Maximum entropy derivation¶

The exponential family, is the distribution that makes the least number of assumptions about the data, subject to a specific set of user-specified constraints. In particular suppose all we know is the expected values of certain features or functions:

\[ \sum_x f_k(x)p(x) = F_x \]
  • \(F_x\) is known constant

  • \(f_k(x)\) is an arbitrary function

The principle of maximum entropy or maxent says we should pick the distribution with maximum entropy (closest to uniform), subject to the constraints that the moments of the distribution match the empirical moments of the specified functions

To maximize the entropy subject to the constrain, and the constraints that \(p(x) \ge 0\) and \(\sum_x p(x) = 1\) we need to use Lagrange multipliers. The Lagrangian is given by:

\[J(p, \lambda) = - \sum_x p(x) \log p(x) - \lambda_0 (1 - \sum_x p(x)) + \sum_k \lambda_k (F_k - \sum_x p(x) f_k(x))\]

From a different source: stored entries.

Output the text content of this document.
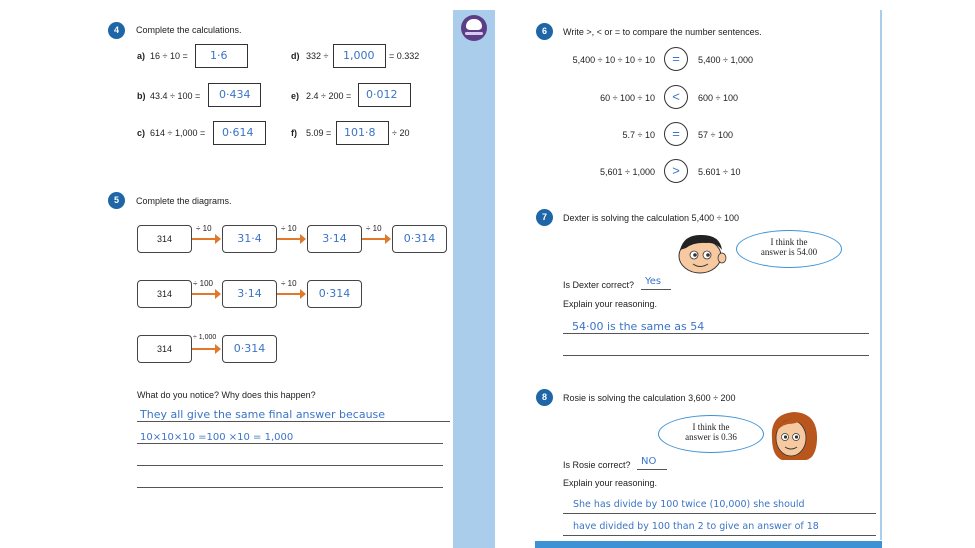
4	Complete the calculations.
a) 16 ÷ 10 = 1·6
b) 43.4 ÷ 100 = 0·434
c) 614 ÷ 1,000 = 0·614
d) 332 ÷ 1,000 = 0.332
e) 2.4 ÷ 200 = 0·012
f) 5.09 = 101·8 ÷ 20
5	Complete the diagrams.
314
÷ 10
31·4
÷ 10
3·14
÷ 10
0·314
314
÷ 100
3·14
÷ 10
0·314
314
÷ 1,000
0·314
What do you notice? Why does this happen?
They all give the same final answer because
10×10×10 =100 ×10 = 1,000
6	Write >, < or = to compare the number sentences.
5,400 ÷ 10 ÷ 10 ÷ 10	=	5,400 ÷ 1,000
60 ÷ 100 ÷ 10	<	600 ÷ 100
5.7 ÷ 10	=	57 ÷ 100
5,601 ÷ 1,000	>	5.601 ÷ 10
7	Dexter is solving the calculation 5,400 ÷ 100
I think the
answer is 54.00
Is Dexter correct? Yes
Explain your reasoning.
54·00 is the same as 54
8	Rosie is solving the calculation 3,600 ÷ 200
I think the
answer is 0.36
Is Rosie correct? NO
Explain your reasoning.
She has divide by 100 twice (10,000) she should
have divided by 100 than 2 to give an answer of 18
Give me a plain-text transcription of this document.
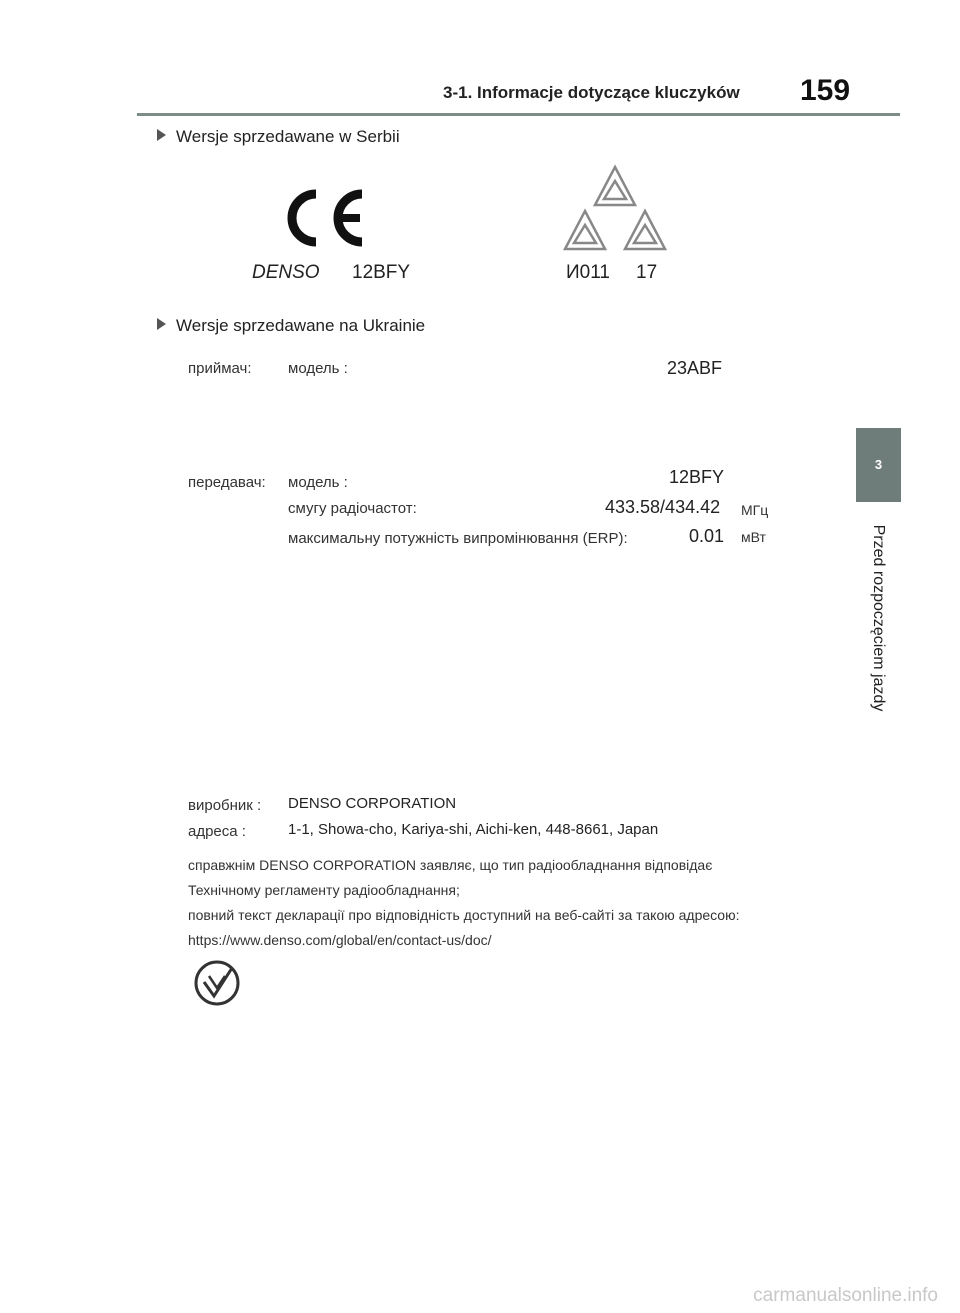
3-1. Informacje dotyczące kluczyków 159
Wersje sprzedawane w Serbii
DENSO 12BFY	И011 17
Wersje sprzedawane na Ukrainie
приймач: модель :	23ABF
передавач: модель :	12BFY
смугу радіочастот:	433.58/434.42 МГц
максимальну потужність випромінювання (ERP):	0.01 мВт
виробник : DENSO CORPORATION
адреса :	1-1, Showa-cho, Kariya-shi, Aichi-ken, 448-8661, Japan
справжнім DENSO CORPORATION заявляє, що тип радіообладнання відповідає
Технічному регламенту радіообладнання;
повний текст декларації про відповідність доступний на веб-сайті за такою адресою:
https://www.denso.com/global/en/contact-us/doc/
3
Przed rozpoczęciem jazdy
carmanualsonline.info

We treat p as fixed length vector (since we assume that x is discrete) then we have:

\[\frac{\partial J}{\partial p(x)} = -1 - \log p(x) - \lambda_0 - \sum_k \lambda_k f_k(x)\]

If we wet this to 0 we get:

\[p(x) = \frac{1}{Z} \exp(- \sum_k \lambda_k f_k(x)) \]
  • \(Z - e^{1 + \lambda_0}\)

Since \(p(x)\) is a probability distribution it has to sum up to 1.

\[1 = \sum_x p(x) = \frac{1}{Z} \sum_x \exp{(- \sum_k \lambda_k f_k(x))} \]

Hence the normalization constant becomes:

\(Z = \sum_x \exp(- \sum_k \lambda_k f_k(x))\)

Thus the maxnet distribution \(p(x)\) is of the form of the exponential familuy, also known as Gibbs distribution.